Tab Perry

No. 88, 13
- Position: Wide receiver

Personal information
- Born: January 20, 1982 (age 44) Wilkes-Barre, Pennsylvania, U.S.
- Listed height: 6 ft 3 in (1.91 m)
- Listed weight: 208 lb (94 kg)

Career information
- High school: Milpitas (Milpitas, California)
- College: UCLA
- NFL draft: 2005: 6th round, 190th overall pick

Career history
- Cincinnati Bengals (2005–2007); Miami Dolphins (2008); Las Vegas Locomotives (2009–2010);

Awards and highlights
- 2× UFL champion (2009, 2010);

Career NFL statistics
- Receptions: 10
- Receiving yards: 109
- Receiving touchdowns: 1
- Stats at Pro Football Reference

= Tab Perry =

American football player (born 1982)

Tab Wilson Perry (born January 20, 1982) is an American former professional football player who was a wide receiver in the National Football League (NFL). He was selected by the Cincinnati Bengals in the sixth round of the 2005 NFL draft. He played college football for the UCLA Bruins.

Perry was also a member of the Miami Dolphins and Las Vegas Locomotives.

==Early life==
Perry played wide receiver and safety at Milpitas High School wearing the jersey number 3.

==College career==
During his first three seasons at UCLA, played wide receiver and wore the jersey number 1 (because number 3 was already taken).
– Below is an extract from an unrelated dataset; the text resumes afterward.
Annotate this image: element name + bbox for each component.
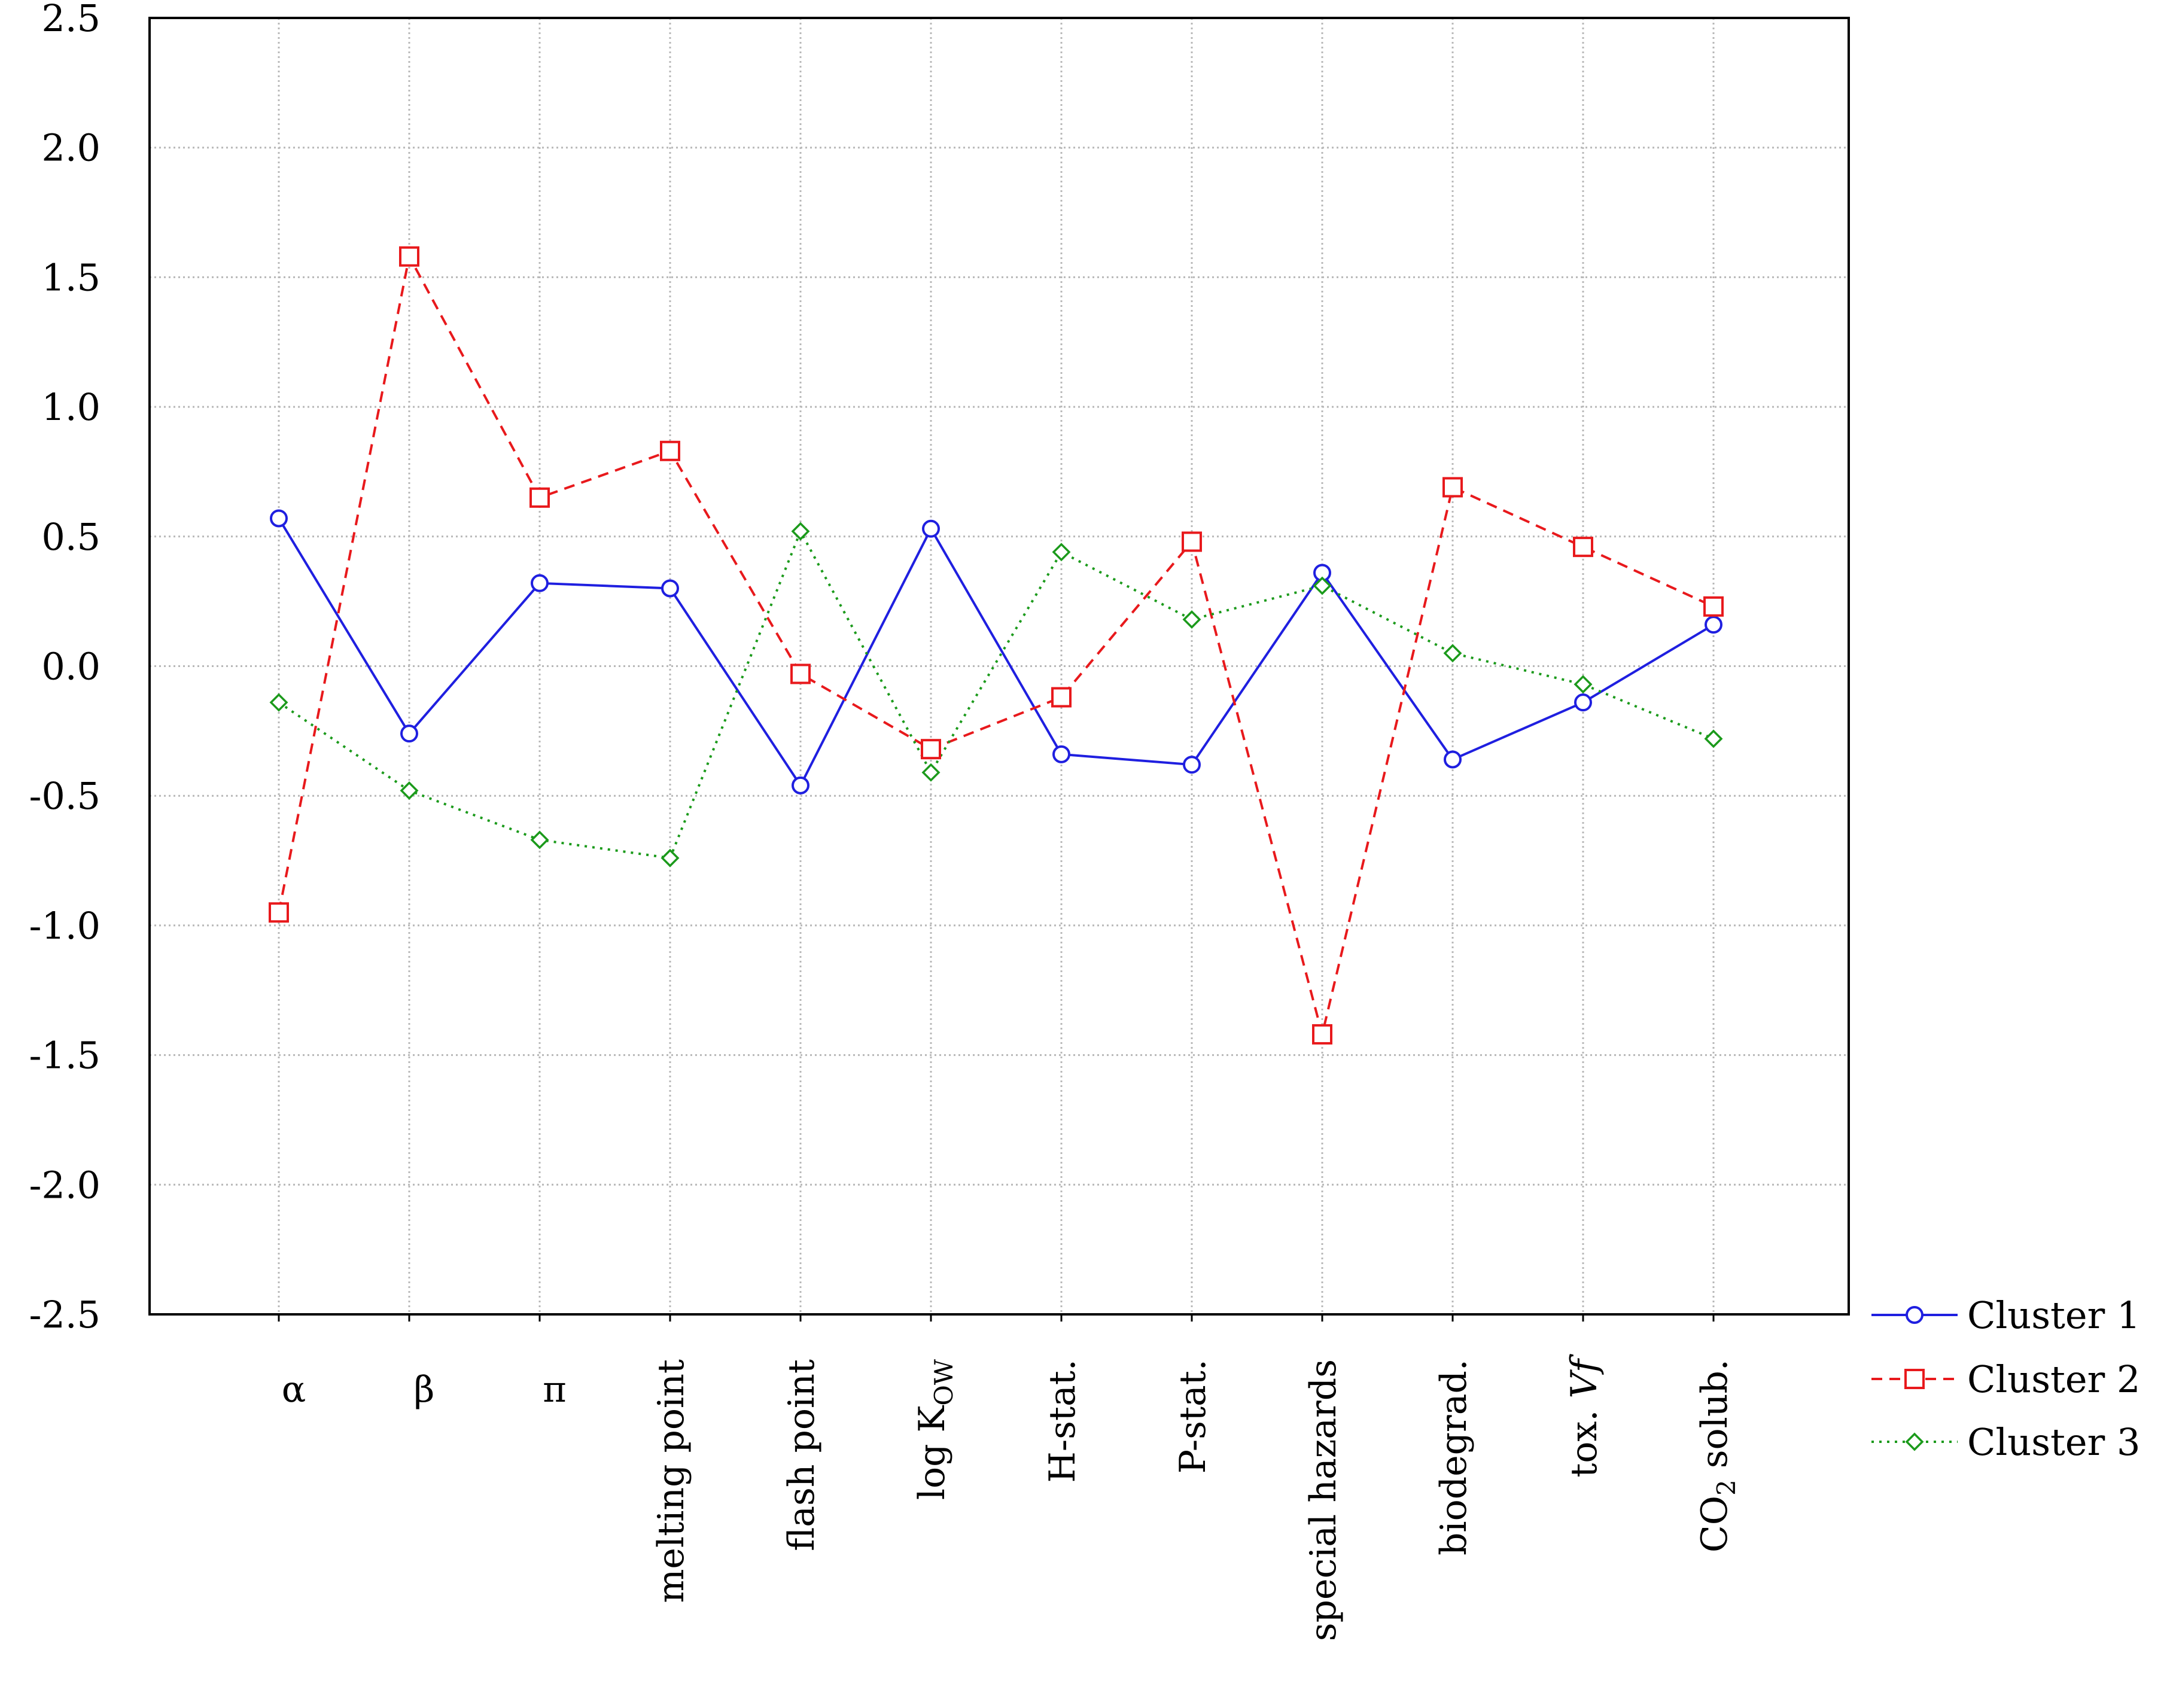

He worked hard over the summer, attending classes at three small schools in between his junior and senior year, to remain eligible to play football at UCLA. Once it was vacated, he wore the number 3 for his senior year.

==Professional career==

===Cincinnati Bengals===
Perry was expected to go somewhere around the third to fifth round of the 2005 NFL draft, but fell to the Bengals in the sixth round getting selected 190th overall. Most teams saw him primarily as a kick returner, because that was his specialty at UCLA (where he set numerous records). He wore the number 12 during preseason for the Bengals and during a short minicamp due to the late graduation date of UCLA.

Perry was used primarily as a kick returner for his first year with the Bengals. He earned special teams player of the week in a victory over the Pittsburgh Steelers due in part to a long kick return that set up the game clinching touchdown. He was listed from as high as the third down to the fifth receiver for Cincinnati.

Perry finished the 2005 season with a franchise record 1,562 kickoff return yards, and 2 touchdowns on offense, assisting the team to an 11–5 record and their first playoff appearance in over a decade. Perry was also the starting returner for the Bengals in 2006, but he suffered a season-ending injury in the second game of the year.

===Miami Dolphins===
On March 15, 2008, Perry signed a one-year deal worth just under $1 million with the Miami Dolphins. On May 24, he suffered a torn Achilles' tendon. He was waived/injured by the Dolphins four days later and subsequently placed on injured reserve.

===Las Vegas Locomotives===
Perry was signed by the Las Vegas Locomotives of the United Football League on August 31, 2009.